Massage can be good for your baby

 

Babies love massages

Touching, kissing, and hugging babies are quite instinctive for mums and dads. It’s the simplest but probably the most significant way of showing love for your child. How many times have you hugged your child to calm his fears in the middle of the night? Or soothe his nerves with kisses when he bruised his knees? Touch is comfort. Touch is love and affection. Touch means everything will turn out right.

While all these may seem sentimental, scientific studies reveal that touch can have a most profound effect on your child’s physical and emotional development.

The romance of touch begins even before the baby is born. Inside the womb, your baby rocks and sways inside the placenta. As the months go by, his world grows closer embracing him evermore. The rocking and swaying is now replaced by a stronger rhythmic motion brought on by contractions-squeezing, pushing and tickling his body all over.

For some young animals, massages are essential. Without the frequent licking of adults, their urinary tracts will not function properly. Stimulation of the skin also helps strengthen the young’s immune system. Indeed, an experiment conducted on rats revealed that those gently handled in infancy had a higher serum antibody standard.

Physically, massages act in the same way in humans as licking does in animals. Skin sensitivity is one of the earliest developed and most fundamental functions of the body. Indeed, several research studies have detected the sense of touch in human embryos less than eight weeks old. Other senses like taste and smell are linked closely to touch.

In the same way, mums who have meaningful skin contact during pregnancy tend to have an easier time during labour. They also tend to be more responsive to their babies. Touching, holding and caressing her baby helps the new mommy with her milk production. Touch stimulates the secretion of prolactin, the mothering hormone. By regularly touching her baby, she enhances her baby’s well-being and strengthens the relationship between them.
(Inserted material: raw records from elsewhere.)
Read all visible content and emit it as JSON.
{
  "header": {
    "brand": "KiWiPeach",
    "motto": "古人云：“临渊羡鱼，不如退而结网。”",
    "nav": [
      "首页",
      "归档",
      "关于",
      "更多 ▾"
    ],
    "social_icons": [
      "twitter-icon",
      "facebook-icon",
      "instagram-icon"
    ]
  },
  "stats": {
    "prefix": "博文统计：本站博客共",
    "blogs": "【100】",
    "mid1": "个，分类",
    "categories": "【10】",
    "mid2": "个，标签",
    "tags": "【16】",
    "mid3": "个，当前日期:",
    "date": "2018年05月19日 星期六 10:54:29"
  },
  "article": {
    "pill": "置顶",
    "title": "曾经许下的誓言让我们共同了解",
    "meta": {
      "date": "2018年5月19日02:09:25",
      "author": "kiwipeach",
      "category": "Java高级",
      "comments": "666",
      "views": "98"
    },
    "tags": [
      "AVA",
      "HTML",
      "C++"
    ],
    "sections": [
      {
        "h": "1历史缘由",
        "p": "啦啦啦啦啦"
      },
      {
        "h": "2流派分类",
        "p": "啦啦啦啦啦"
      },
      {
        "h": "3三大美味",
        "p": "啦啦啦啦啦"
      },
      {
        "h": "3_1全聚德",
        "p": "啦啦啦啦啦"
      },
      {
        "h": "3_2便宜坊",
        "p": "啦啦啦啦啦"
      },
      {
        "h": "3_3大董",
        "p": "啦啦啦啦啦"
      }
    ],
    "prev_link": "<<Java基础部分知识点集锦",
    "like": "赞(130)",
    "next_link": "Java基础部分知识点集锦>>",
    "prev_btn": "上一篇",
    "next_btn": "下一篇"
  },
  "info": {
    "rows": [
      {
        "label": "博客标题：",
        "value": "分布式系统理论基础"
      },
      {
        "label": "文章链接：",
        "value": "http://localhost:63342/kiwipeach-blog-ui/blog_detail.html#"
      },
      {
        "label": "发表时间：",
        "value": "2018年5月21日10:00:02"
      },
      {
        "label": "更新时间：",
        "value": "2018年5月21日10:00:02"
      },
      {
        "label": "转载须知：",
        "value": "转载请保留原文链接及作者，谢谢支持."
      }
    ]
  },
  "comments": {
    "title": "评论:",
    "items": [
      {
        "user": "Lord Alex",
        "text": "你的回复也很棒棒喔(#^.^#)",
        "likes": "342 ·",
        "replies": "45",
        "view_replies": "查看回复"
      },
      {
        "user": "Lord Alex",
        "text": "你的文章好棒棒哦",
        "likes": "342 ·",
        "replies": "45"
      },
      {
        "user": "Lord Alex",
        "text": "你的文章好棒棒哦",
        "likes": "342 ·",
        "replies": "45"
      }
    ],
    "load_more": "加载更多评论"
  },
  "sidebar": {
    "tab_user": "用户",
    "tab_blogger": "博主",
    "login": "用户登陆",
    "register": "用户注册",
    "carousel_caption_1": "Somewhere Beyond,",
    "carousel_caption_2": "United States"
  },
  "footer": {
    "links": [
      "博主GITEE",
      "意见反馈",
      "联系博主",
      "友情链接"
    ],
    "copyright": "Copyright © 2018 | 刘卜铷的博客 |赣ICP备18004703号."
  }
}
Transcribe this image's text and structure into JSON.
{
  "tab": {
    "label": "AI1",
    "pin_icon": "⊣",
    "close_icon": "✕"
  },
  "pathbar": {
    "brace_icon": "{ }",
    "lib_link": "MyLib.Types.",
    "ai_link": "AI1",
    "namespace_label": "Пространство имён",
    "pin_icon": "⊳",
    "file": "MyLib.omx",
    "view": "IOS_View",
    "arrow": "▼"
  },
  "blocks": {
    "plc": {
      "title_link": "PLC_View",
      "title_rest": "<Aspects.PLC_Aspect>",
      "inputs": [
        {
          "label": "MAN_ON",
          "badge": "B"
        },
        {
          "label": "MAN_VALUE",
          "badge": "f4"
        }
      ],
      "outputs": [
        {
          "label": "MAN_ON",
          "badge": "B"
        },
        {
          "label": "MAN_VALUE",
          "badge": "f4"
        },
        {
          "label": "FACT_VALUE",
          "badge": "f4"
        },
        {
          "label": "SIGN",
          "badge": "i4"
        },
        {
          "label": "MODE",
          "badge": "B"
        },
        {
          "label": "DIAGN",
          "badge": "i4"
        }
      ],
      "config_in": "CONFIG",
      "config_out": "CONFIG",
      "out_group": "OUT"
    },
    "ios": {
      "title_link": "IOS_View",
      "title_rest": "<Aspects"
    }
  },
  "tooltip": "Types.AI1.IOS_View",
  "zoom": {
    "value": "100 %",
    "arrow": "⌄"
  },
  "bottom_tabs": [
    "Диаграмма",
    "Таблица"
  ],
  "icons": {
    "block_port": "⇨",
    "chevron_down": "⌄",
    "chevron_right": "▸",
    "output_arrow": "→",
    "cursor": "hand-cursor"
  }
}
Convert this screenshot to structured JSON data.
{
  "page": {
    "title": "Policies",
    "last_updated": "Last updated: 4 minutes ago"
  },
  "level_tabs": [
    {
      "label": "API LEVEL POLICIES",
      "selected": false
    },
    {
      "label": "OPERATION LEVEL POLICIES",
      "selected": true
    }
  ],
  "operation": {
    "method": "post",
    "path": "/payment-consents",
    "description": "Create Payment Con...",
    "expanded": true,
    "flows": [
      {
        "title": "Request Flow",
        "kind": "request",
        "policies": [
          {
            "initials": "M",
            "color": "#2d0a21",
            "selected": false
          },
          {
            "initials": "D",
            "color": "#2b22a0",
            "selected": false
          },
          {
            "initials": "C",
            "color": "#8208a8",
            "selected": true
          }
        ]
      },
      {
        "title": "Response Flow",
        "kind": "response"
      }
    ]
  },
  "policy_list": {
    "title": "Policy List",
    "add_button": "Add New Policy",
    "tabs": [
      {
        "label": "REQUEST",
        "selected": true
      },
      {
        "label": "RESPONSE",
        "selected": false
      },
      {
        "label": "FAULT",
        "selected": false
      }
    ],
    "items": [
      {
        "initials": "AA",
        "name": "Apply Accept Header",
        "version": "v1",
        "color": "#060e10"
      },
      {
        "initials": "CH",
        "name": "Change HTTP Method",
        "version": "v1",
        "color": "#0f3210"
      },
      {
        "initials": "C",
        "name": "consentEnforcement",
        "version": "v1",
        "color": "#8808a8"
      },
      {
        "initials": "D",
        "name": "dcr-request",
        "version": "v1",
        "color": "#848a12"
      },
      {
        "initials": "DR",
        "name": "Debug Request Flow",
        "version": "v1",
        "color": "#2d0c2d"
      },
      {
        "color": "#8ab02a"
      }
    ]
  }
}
For little babies, a massage is a most luxurious sensual experience. It’s a means of maintaining the child’s health and well-being on many levels. It stimulates your baby’s skin and body, increases cardiac output, helps increase the efficiency of your baby’s respiratory and gastrointestinal functions (most relevant for babies prone to colic).

Baby massages is also a most intimate way to bond with your baby. You get to help your baby relax, stretch out, and experience all these wonderful sensory stimulation with a person she trusts and loves. You help relieve your baby’s stress points and little bits of discomfort. What’s more, massages can be a lot of fun. You can sing to her while kneading her tummy. You can tell her stories. Or you could just say her name over and over again.

Some studies have revealed that lack of early bonding between mother and child may later on give way to child abuse, neglect and failure-to-thrive syndrome. On the other hand, babies and mums who spent a great deal of quality time produced wonderful results. The mums didn’t have problems with breast-feeding and adjusted better to the tasks of motherhood. The babies displayed greater weight gains and subsequently, scored higher in IQ tests.

So, give your babies a little massage today. And she’ll have all these nice memories of warmth, comfort, security, and above all, love.